You need to go to Thomas Dane’s 11 Duke Street space for the real old-school vibe. Here, a visitor already needs to know they can step off the street and into a wood-panelled porch before then pressing an unnamed brass plaque containing a single button and starring video lens. I press it, put a little force against the door and wait for it to give way – it clicks open. Then there’s a staircase which, to the uninitiated might be a threshold too far – no signage or reassurance, just the need of blind trust that at the end of this winding ascent there will be some art – which, courtesy of some 1970s Lynda Benglis paintings and sculptures, there is!

picture of Thomas Dane’s 11 Duke Street London art gallery wooden panelled staircase
Thomas Dane’s wood-panelled staircase
Picture of the stone staircase leading up to commercial art galleries Sprüth Magers
Steps up to Sprüth Magers

Sprüth Magers playfully throws a spanner into the works. With six steps to navigate before getting to the door (thresholds for gallerygoers with disabilities demand a much deeper and less pithy study…) the visitor is faced with a conundrum before they get to any John Baldessari goodness inside – the doorbell panel has two identical buttons saying Sprüth Magers. It’s 50/50 I think, as my finger presses into the bottom one. It worked, I won! The door triggers unlocked and as I step inside I tell the desker about my quandary over which bell to press. She looked at me like I was a lunatic, which is fair.

At Holtermann Fine Art a ring of the bell resulted in a man running down a short flight of steps to usher me inside to enjoy Neil Galls’s uncanny objects, while at Goodman there isn’t even a bell or any other visible mode of opening the door. Here, the desker looked out and noticing my confusion pressed her own personal button. Like a fine art Moses, I glid through the sliding glass doors and entered the bright joy of Atta Kwami’s constructions. Hauser & Wirth wins the award for the heaviest door – though in retrospect, despite my single job being to look for and press buttons, I may have missed theirs and tried to manually force open a door that would have automatically sailed open as smoothly as Holtermann’s if I wasn’t an idiot.

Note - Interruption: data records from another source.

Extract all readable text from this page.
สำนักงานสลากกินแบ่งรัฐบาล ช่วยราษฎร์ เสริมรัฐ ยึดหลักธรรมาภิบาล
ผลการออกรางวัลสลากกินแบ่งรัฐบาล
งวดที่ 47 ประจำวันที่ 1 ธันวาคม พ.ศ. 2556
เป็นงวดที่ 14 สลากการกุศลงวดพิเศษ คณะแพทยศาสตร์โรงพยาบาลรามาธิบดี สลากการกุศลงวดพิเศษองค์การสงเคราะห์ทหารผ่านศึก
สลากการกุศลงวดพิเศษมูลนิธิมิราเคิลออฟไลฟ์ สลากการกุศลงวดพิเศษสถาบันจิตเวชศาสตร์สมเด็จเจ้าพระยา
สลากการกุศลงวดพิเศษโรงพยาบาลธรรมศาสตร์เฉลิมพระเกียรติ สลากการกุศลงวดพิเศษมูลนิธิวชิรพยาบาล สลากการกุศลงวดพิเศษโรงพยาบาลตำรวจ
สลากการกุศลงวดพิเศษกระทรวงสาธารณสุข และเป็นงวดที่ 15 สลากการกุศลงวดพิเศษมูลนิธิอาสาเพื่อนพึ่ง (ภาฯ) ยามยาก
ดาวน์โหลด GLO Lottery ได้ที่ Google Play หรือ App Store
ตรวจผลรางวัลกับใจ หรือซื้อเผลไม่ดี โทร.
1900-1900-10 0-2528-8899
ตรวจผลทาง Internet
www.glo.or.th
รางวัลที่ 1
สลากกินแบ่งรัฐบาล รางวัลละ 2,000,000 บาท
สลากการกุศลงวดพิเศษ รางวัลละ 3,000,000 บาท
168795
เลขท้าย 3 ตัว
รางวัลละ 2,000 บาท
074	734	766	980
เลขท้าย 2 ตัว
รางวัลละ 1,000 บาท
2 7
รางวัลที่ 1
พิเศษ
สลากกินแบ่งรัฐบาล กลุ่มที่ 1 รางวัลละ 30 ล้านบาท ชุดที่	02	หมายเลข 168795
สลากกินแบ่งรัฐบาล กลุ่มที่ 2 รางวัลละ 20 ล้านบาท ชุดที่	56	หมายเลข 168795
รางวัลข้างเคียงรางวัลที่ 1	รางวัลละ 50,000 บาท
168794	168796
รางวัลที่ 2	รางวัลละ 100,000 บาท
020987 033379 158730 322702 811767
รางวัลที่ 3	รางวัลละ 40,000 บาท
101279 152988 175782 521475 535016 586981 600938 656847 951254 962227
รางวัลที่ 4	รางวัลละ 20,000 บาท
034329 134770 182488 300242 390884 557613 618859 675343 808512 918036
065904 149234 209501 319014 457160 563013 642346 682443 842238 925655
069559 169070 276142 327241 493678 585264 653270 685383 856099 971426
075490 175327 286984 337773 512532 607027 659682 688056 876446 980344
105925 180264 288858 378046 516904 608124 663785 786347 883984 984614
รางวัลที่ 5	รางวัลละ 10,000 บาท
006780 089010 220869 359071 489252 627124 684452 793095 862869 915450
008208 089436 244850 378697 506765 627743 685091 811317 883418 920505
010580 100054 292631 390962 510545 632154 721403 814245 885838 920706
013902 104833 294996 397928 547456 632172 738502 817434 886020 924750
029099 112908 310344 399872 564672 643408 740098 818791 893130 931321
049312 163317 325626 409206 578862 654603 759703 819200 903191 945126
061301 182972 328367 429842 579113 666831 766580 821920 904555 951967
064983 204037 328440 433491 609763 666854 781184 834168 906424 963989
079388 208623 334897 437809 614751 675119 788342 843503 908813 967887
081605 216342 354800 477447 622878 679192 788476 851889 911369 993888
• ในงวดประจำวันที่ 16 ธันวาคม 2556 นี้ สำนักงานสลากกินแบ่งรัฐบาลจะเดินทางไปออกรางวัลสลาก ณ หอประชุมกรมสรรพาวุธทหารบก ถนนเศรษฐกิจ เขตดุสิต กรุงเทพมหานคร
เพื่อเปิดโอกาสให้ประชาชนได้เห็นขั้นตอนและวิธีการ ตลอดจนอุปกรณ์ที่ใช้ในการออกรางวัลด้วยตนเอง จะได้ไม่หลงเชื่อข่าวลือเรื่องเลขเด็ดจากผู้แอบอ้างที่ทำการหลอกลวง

picture of London art gallery Sprüth Magers's confusing brass coloured doorbell mounted on stone wall
Sprüth Magers's confusing doorbell
picture of London art gallery Hauser & Wirth's heavy glass doors
Hauser & Wirth's heavy doors

At the outset of this mission, being the critical cynic I am, I was expecting many more unanswered buzzers, awkward intercom conversations and repeated feelings of nervousness each time I stepped into the sacred gallery space and got watched like a hawk. But maybe this says more about my presumptions, because for the most part, doors were automatic or opened by a host, front desk staff were chatty and smiling, and there was little of the arrogance or threshold-blocking reputations of smug-gallery days gone by. The thresholds are indications of how a gallery presents itself to the world; for the visitor, it’s the moment they transition from pedestrian to art-enjoyer. It’s a small step packed with meaning-codified mannerisms – observed from every angle.